After hearing their ordeals, I breathe a sigh of relief muttering, “What’s the world coming up to?” Despite the depressed situation Ebola has plunged the country into, the joy and excitement of travelling abroad has become dim causing travellers to keep each other at arm’s length. Present a Sierra Leonean passport and immigration officials will direct you to a nearby corner until all other passengers have been dispensed with.
How do I know that? Question no further, harrowing stories of frustration and undue delays by arriving and connecting Sierra Leonean passengers lay the entire issue bear. Take the case of a Sierra Leonean who the other day was on transit to China at the Jomo Kenyatta International Airport. The smiling face and dimples of the woman immigration officer faded when the Sierra Leonean presented his passport. The Kenyan immigration officer suddenly inquired, “Bwana, where are you going”? The question came even though the passport had in it a ticket indicating the passenger’s flight schedule. “Don’t come too close!? Stand there and I shall see what can be done!” she instructed at the top of her voice.
The ‘stand there!’ instruction took four hours for the Sierra Leonean traveller with no one coming to tell him what the holdup was all about.
“I was a monkey in a cage with people peeping from distant corners while others peered from side offices to gaze at my direction as if I was an endangered species.

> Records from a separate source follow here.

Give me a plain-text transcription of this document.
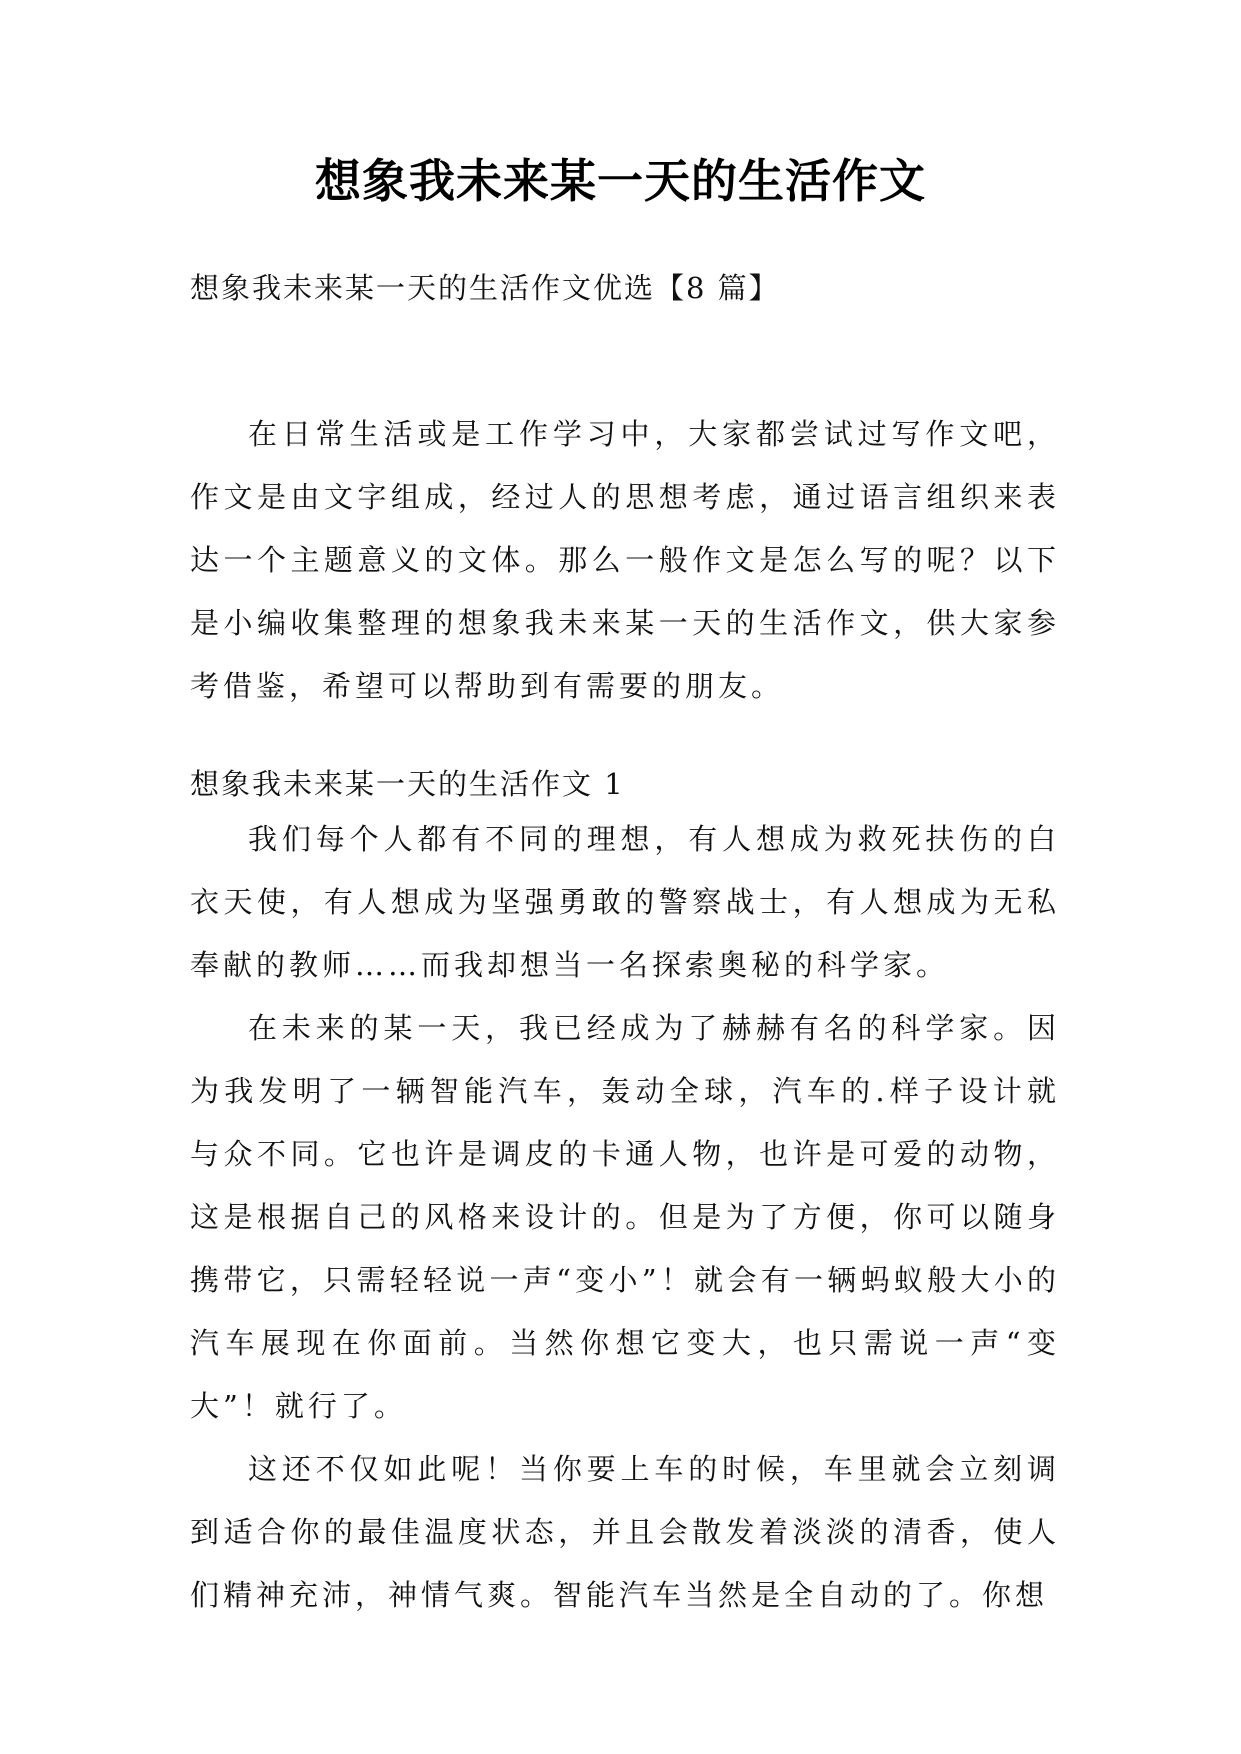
想象我未来某一天的生活作文
想象我未来某一天的生活作文优选【8 篇】

在日常生活或是工作学习中，大家都尝试过写作文吧，作文是由文字组成，经过人的思想考虑，通过语言组织来表达一个主题意义的文体。那么一般作文是怎么写的呢？以下是小编收集整理的想象我未来某一天的生活作文，供大家参考借鉴，希望可以帮助到有需要的朋友。

想象我未来某一天的生活作文 1

我们每个人都有不同的理想，有人想成为救死扶伤的白衣天使，有人想成为坚强勇敢的警察战士，有人想成为无私奉献的教师……而我却想当一名探索奥秘的科学家。

在未来的某一天，我已经成为了赫赫有名的科学家。因为我发明了一辆智能汽车，轰动全球，汽车的.样子设计就与众不同。它也许是调皮的卡通人物，也许是可爱的动物，这是根据自己的风格来设计的。但是为了方便，你可以随身携带它，只需轻轻说一声“变小”！就会有一辆蚂蚁般大小的汽车展现在你面前。当然你想它变大，也只需说一声“变大”！就行了。

这还不仅如此呢！当你要上车的时候，车里就会立刻调到适合你的最佳温度状态，并且会散发着淡淡的清香，使人们精神充沛，神情气爽。智能汽车当然是全自动的了。你想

If my continuing journey was not on the next day, I would have missed flight,” the disgusted Sierra Leonean told me over the phone.
It was only the alertness of a Kenyan plain clothes security that came to my rescue. Due to the Westgate incident which made Kenya to increase surveillance, the security guy may have been watching me for some time he approached me with one hand in his pocket and it was obvious hehad a revolver in there.

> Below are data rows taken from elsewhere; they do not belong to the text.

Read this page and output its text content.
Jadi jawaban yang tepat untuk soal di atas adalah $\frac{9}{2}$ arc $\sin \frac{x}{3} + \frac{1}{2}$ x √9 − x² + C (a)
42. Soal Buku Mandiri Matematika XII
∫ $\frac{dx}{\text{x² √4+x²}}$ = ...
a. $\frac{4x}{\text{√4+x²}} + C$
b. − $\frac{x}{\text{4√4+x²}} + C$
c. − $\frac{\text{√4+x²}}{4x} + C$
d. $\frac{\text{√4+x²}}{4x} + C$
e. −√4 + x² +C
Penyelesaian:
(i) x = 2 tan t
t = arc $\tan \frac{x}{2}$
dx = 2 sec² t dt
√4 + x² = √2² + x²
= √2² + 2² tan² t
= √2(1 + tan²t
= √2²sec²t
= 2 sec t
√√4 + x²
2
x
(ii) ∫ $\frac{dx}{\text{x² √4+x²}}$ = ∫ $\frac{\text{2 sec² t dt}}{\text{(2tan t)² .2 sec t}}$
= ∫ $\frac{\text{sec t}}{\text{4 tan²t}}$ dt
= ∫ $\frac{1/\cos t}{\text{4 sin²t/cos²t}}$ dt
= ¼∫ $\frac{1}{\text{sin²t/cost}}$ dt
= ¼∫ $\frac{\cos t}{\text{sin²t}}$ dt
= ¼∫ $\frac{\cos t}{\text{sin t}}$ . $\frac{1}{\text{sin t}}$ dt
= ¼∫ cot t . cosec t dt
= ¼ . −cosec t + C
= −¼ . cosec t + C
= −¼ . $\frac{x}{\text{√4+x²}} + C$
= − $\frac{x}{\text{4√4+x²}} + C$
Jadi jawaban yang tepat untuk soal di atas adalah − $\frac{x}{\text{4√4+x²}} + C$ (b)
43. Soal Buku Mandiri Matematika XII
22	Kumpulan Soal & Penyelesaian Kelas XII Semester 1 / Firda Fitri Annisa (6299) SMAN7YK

“Sir, you seemed stranded, can I help you,” he asked before the isolated passenger could respond, he slammed in another question, “Are you waiting for someone to pick you or need some direction, a taxi or something,” the disguised policeman sent in questions in rapid succession.

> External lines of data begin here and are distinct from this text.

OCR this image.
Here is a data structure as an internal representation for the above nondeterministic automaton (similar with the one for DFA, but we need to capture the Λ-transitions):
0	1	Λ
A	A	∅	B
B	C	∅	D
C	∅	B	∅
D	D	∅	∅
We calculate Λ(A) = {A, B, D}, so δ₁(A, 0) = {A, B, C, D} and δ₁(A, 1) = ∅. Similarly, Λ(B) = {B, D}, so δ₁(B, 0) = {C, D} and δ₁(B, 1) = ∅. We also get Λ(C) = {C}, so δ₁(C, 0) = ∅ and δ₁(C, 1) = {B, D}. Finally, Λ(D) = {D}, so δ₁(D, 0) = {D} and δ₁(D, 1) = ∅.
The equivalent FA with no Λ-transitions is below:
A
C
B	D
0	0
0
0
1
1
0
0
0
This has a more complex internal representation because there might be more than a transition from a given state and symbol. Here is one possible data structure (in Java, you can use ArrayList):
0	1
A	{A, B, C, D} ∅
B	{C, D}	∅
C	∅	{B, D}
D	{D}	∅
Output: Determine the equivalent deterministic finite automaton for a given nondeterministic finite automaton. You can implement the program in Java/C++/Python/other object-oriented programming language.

“No brother,” he replied in a rather subdued manner, “I have been told to wait”.
The immigration officer who had told him to wait had meanwhile taken a hurried exit for lunch and it was this rescuer who got the Sierra Leonean to his hotel for his continuing flight the next day. Take it as the work of an individual who is so scared of the deadly Ebola virus.
Move on to the west coast, Dakar, the capital of Senegal where another Sierra Leonean had to miss her flight to New York because airport officials were scared stiff that she might be a probable Ebola case.
After several haggling for three days during which some Senegalese airport officials questioned her on her health status, she was finally allowed to leave. She fared no better in New York where the immigration officer had to excuse himself for some seconds to put on a facial mask and gloves to deal with her case.
Dozens of such incidents abound, many go unreported. It is difficult to find fault as to whether it’s okay to happen. Sadly, Sierra Leoneans have become lepers, so to speak, being kept at arm’s length people wherever they go all because of the Ebola scourge.
The sad irony about this spectacle however is that, even Sierra Leoneans abroad are keeping their arriving compatriots at arm’s length because they too are scared. I called up one the other day and during our chat, I teased him, “I am at King’s Cross Station, wonder whether I can just stop by your home for some minutes for a chat”. That telephone conversation immediately went frosty as he struggled for an answer, “Well it could have been good for you to do that but I am on my way out,” he said.
Imagine someone I had been on the phone with for some fifteen minutes, it’s only now that he knew he was on his way out. You see what a disease like Ebola can do to friendship.
The lesson here is that it is good for all of us (Sierra Leoneans) to work together to get the disease off our backs and this can be achieved primarily by adhering to the advices of health authorities. It’s not a hard ball game ….Don’t shake hands, avoid body contacts, don’t touch corpses, report to the nearest health facilities if there are instances of vomiting, etc.
Together, we can put Ebola behind us sooner than we think. And we would not be haunted by projections which at times put you out of mind when one wakes up in the morning.